A hybrid approach to couple different quantum systems is considered as a promising way to realize quantum computation, because such an approach has a potential advantage to combine the best properties of each system. One of the attractive hybrid approaches is to use a superconducting flux qubit and a spin ensemble in diamond [1-3]. The former system plays a role of a processor while the latter system is useful for a memory. In this hybrid system, an unknown long-lived state was observed [1, 2]. Although this long-lived state has a potential application for a memory, there was no theoretical explanation why the long-lived system was observed, which made it difficult to use this state for quantum computation.

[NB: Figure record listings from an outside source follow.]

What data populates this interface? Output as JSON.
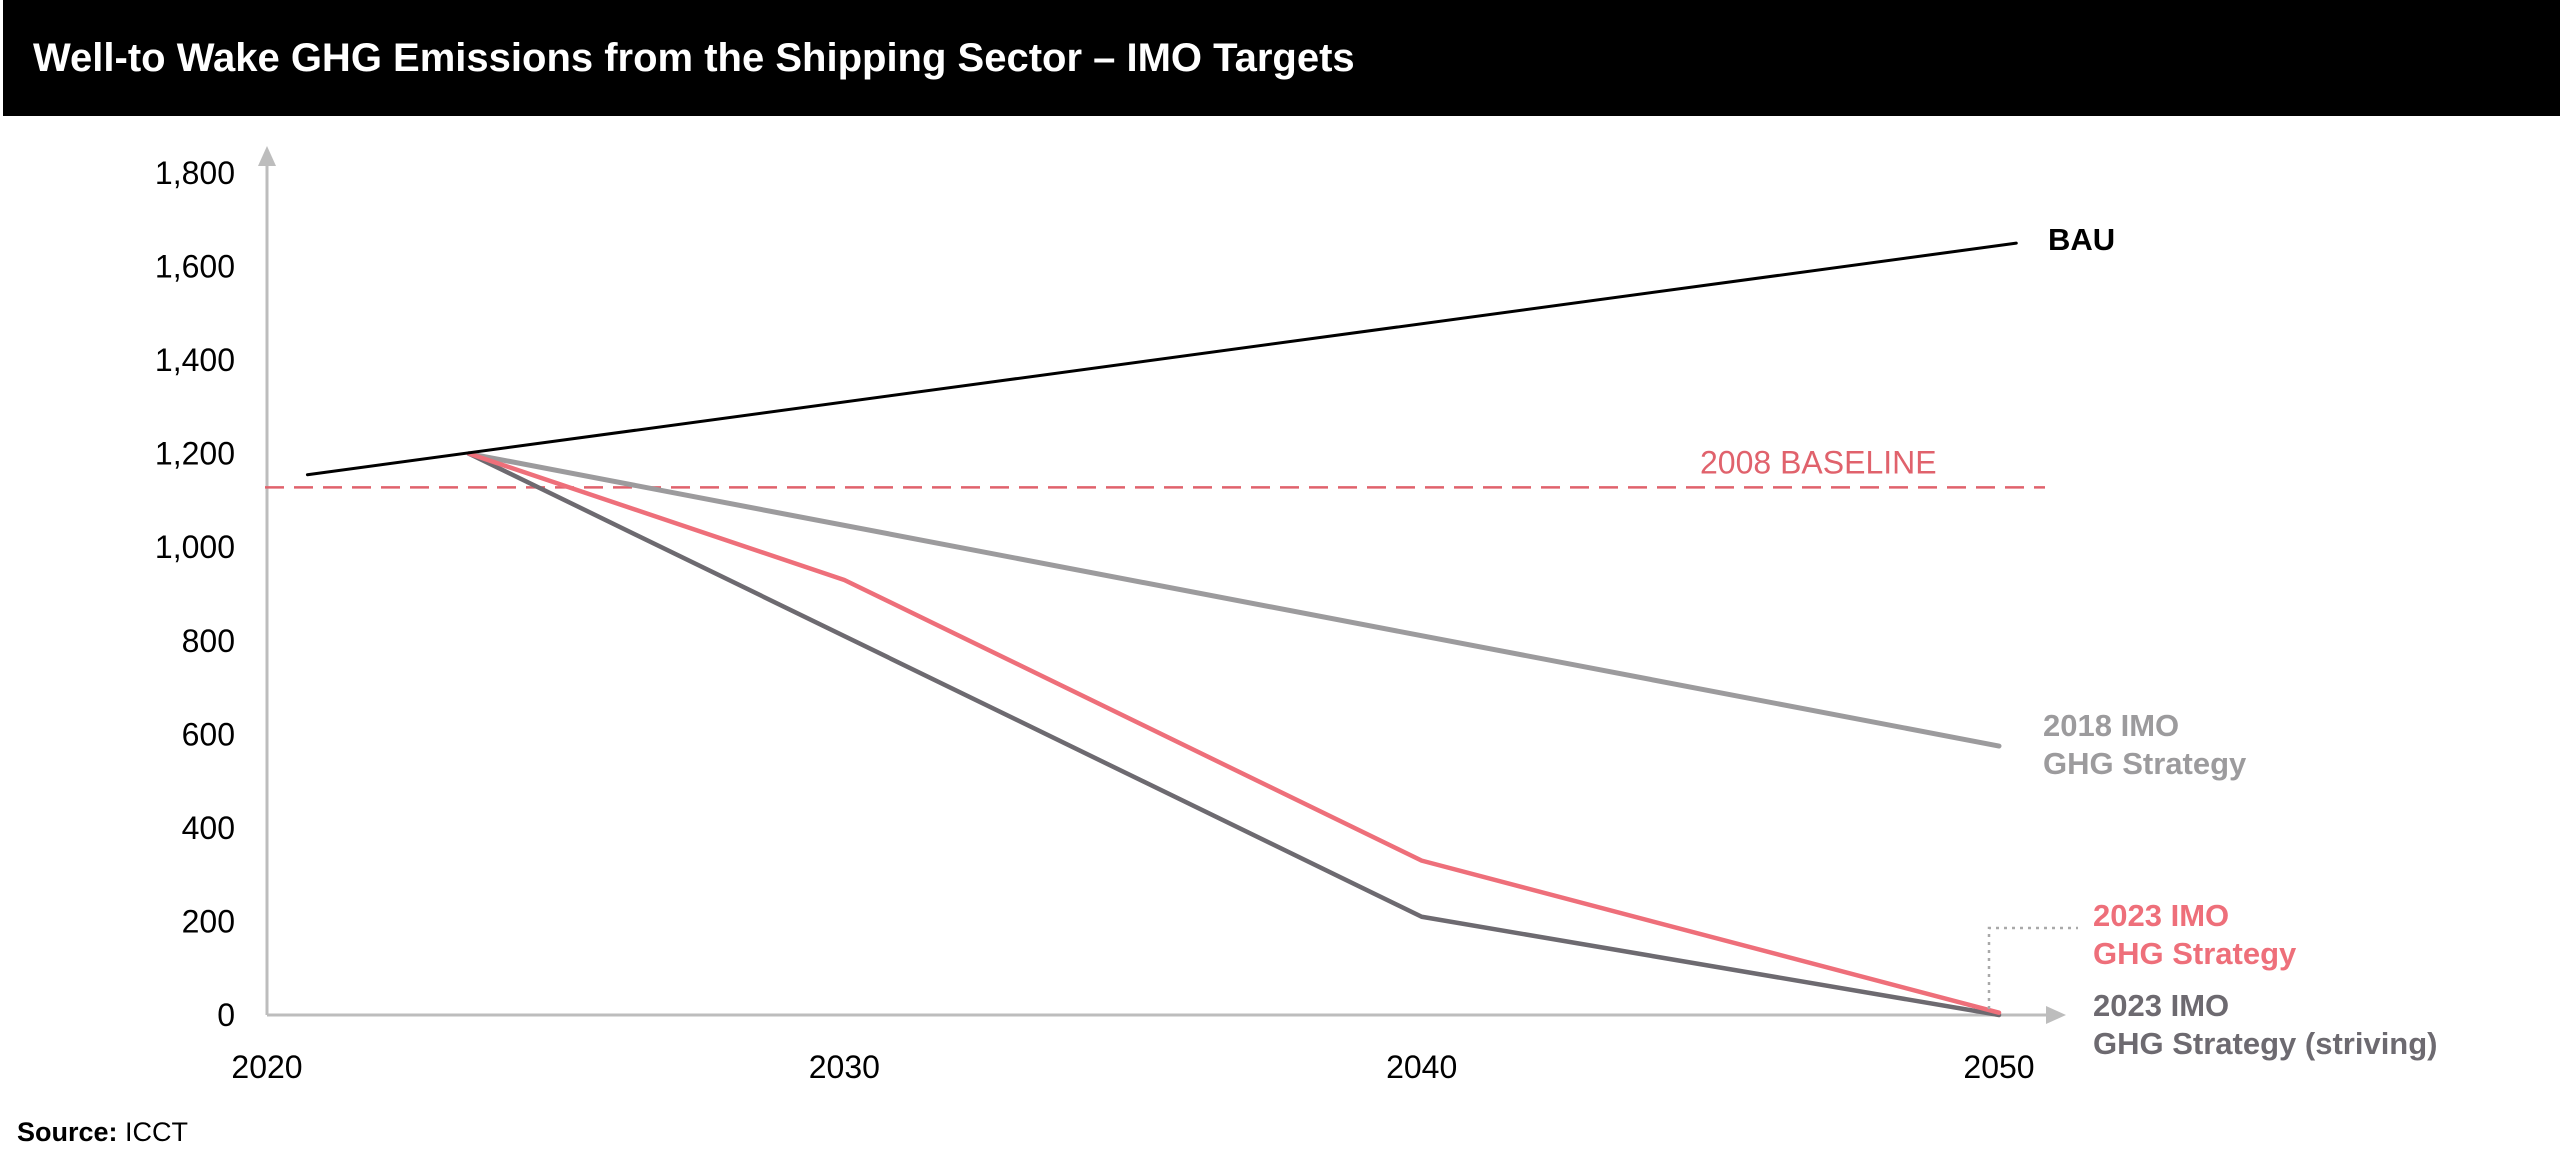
{
  "header": {
    "title": "Well-to Wake GHG Emissions from the Shipping Sector – IMO Targets"
  },
  "source": {
    "label": "Source:",
    "value": "ICCT"
  },
  "colors": {
    "bau": "#000000",
    "baseline": "#e0626c",
    "imo2018": "#9c9b9d",
    "imo2023": "#ee6f7a",
    "imo2023_striving": "#6d6a70",
    "axis": "#bdbdbd",
    "leader": "#a9a9a9"
  },
  "chart_data": {
    "type": "line",
    "title": "Well-to Wake GHG Emissions from the Shipping Sector – IMO Targets",
    "xlabel": "",
    "ylabel": "",
    "xlim": [
      2020,
      2051
    ],
    "ylim": [
      0,
      1800
    ],
    "x_ticks": [
      "2020",
      "2030",
      "2040",
      "2050"
    ],
    "y_ticks": [
      "0",
      "200",
      "400",
      "600",
      "800",
      "1,000",
      "1,200",
      "1,400",
      "1,600",
      "1,800"
    ],
    "grid": false,
    "reference_lines": [
      {
        "name": "2008 BASELINE",
        "y": 1128,
        "style": "dashed"
      }
    ],
    "series": [
      {
        "id": "bau",
        "name": "BAU",
        "x": [
          2020.7,
          2050.3
        ],
        "values": [
          1155,
          1650
        ]
      },
      {
        "id": "imo2018",
        "name": "2018 IMO GHG Strategy",
        "x": [
          2023.5,
          2050
        ],
        "values": [
          1200,
          575
        ]
      },
      {
        "id": "imo2023",
        "name": "2023 IMO GHG Strategy",
        "x": [
          2023.5,
          2030,
          2040,
          2050
        ],
        "values": [
          1200,
          930,
          330,
          5
        ]
      },
      {
        "id": "imo2023s",
        "name": "2023 IMO GHG Strategy (striving)",
        "x": [
          2023.5,
          2040,
          2050
        ],
        "values": [
          1200,
          210,
          0
        ]
      }
    ],
    "series_labels": {
      "bau": [
        "BAU"
      ],
      "imo2018": [
        "2018 IMO",
        "GHG Strategy"
      ],
      "imo2023": [
        "2023 IMO",
        "GHG Strategy"
      ],
      "imo2023s": [
        "2023 IMO",
        "GHG Strategy (striving)"
      ]
    }
  }
}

We have found the mechanism how the state was so-long-lived, and have shown that this is an evidence of a dark state in the diamond [4]. A dark state has a destructive interference so that the signal from this state should be significantly suppressed. However, we theoretically show that, in this hybrid system, magnetic fields and strain variations decrease the effect of the destructive interference, which leads to a detectable signal from the dark state. We experimentally show that the lifetime of the dark state was around 150 ns [4], which is much longer than the previously observed lifetime of 20 ns in the diamond [3].

Since we understand the origin of this long-lived state, our results open a new way to realize a quantum memory for the storage of information by using this dark state. If such a quantum memory is realized, we can reduce the resource and cost for quantum computation to provide us with ultra-fast calculation. This work was supported by FIRST and NICT.